Штааль поднялся и стал прощаться.
– Нет, вы посидите, – заметил Воронцов, положив ему руку на плечо. – Мы еще поговорим. Я отлучусь всего на пять минут, уложу сына. Прошу меня извинить. Оставляю вам журналы и ликеры… Только много не пейте, это вредно, – прибавил он добродушно, уводя засыпавшего на ходу мальчика.
Штааль взял для приличия газету и подумал было, уж не обидеться ли ему на Воронцова за последние слова: дипломату постарше посланник не сделал бы такого указания. Но он тотчас почувствовал, что ни в каком случае не обидится на Семена Романовича, ибо немного влюблен в этого красивого, умного и столько видевшего на своем веку человека. Ему даже было приятно дружелюбно-властное обращение с ним Воронцова – и он чуть-чуть завидовал Мишеньке. Когда посол вернулся, у них началась долгая задушевная беседа.
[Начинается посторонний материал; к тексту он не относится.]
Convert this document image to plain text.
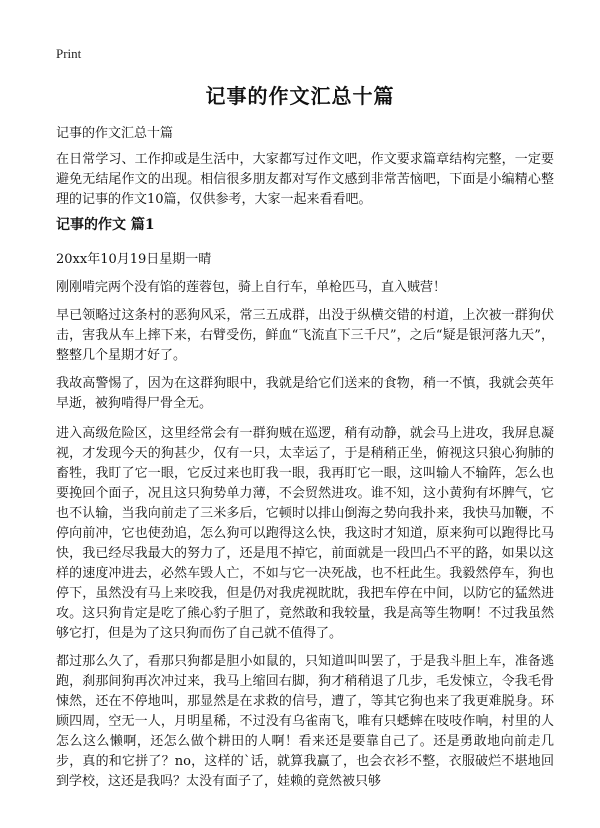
Print
记事的作文汇总十篇

记事的作文汇总十篇

在日常学习、工作抑或是生活中，大家都写过作文吧，作文要求篇章结构完整，一定要避免无结尾作文的出现。相信很多朋友都对写作文感到非常苦恼吧，下面是小编精心整理的记事的作文10篇，仅供参考，大家一起来看看吧。

记事的作文 篇1

20xx年10月19日星期一晴

刚刚啃完两个没有馅的莲蓉包，骑上自行车，单枪匹马，直入贼营！

早已领略过这条村的恶狗风采，常三五成群，出没于纵横交错的村道，上次被一群狗伏击，害我从车上摔下来，右臂受伤，鲜血“飞流直下三千尺”，之后“疑是银河落九天”，整整几个星期才好了。

我故高警惕了，因为在这群狗眼中，我就是给它们送来的食物，稍一不慎，我就会英年早逝，被狗啃得尸骨全无。

进入高级危险区，这里经常会有一群狗贼在巡逻，稍有动静，就会马上进攻，我屏息凝视，才发现今天的狗甚少，仅有一只，太幸运了，于是稍稍正坐，俯视这只狼心狗肺的畜牲，我盯了它一眼，它反过来也盯我一眼，我再盯它一眼，这叫输人不输阵，怎么也要挽回个面子，况且这只狗势单力薄，不会贸然进攻。谁不知，这小黄狗有坏脾气，它也不认输，当我向前走了三米多后，它顿时以排山倒海之势向我扑来，我快马加鞭，不停向前冲，它也使劲追，怎么狗可以跑得这么快，我这时才知道，原来狗可以跑得比马快，我已经尽我最大的努力了，还是甩不掉它，前面就是一段凹凸不平的路，如果以这样的速度冲进去，必然车毁人亡，不如与它一决死战，也不枉此生。我毅然停车，狗也停下，虽然没有马上来咬我，但是仍对我虎视眈眈，我把车停在中间，以防它的猛然进攻。这只狗肯定是吃了熊心豹子胆了，竟然敢和我较量，我是高等生物啊！不过我虽然够它打，但是为了这只狗而伤了自己就不值得了。

都过那么久了，看那只狗都是胆小如鼠的，只知道叫叫罢了，于是我斗胆上车，准备逃跑，刹那间狗再次冲过来，我马上缩回右脚，狗才稍稍退了几步，毛发悚立，令我毛骨悚然，还在不停地叫，那显然是在求救的信号，遭了，等其它狗也来了我更难脱身。环顾四周，空无一人，月明星稀，不过没有乌雀南飞，唯有只蟋蟀在吱吱作响，村里的人怎么这么懒啊，还怎么做个耕田的人啊！看来还是要靠自己了。还是勇敢地向前走几步，真的和它拼了？no，这样的`话，就算我赢了，也会衣衫不整，衣服破烂不堪地回到学校，这还是我吗？太没有面子了，娃赖的竟然被只够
Штааль перешел инстинктивно на русский язык и слово за слово рассказал слушавшему ласково Воронцову всю свою жизнь, очень искренне, – почти не прикрашивая, – от первых школьных впечатлений до встречи с Кантом в Кёнингсберге. Он был чрезвычайно удивлен, когда Семен Романович заметил, что этот Кант имеет у ученых людей репутацию величайшего философа в мире. Так, по крайней мере, говорил графу английский философ Нитш, большой знаток предмета. Штааль не мог поверить, что случайно встреченный им дряхлый, добрый старичок в потертом кафтане был новый Декарт. Это сообщение произвело на него сильное впечатление.
После ухода Штааля – совершенно очарованный Семеном Романовичем, он покинул миссию очень поздно – Воронцов еще долго сидел у камина, смотря задумчиво на огонь и рассеянно подталкивая железным прутом тлеющие уголья. Мысли русского посланника были печальны. Этот юноша хоть и несколько бесцветный («в его годы, впрочем, молодые люди всегда довольно бесцветны») и уж немного испорченный ими в Петербурге, но все-таки славный по природе, напомнил графу его самого в 1762 году. Воспоминание о 1762 годе было приятно Воронцову, но вместе с тем оно поднимало ряд чувств, которые он не любил в себе вызывать.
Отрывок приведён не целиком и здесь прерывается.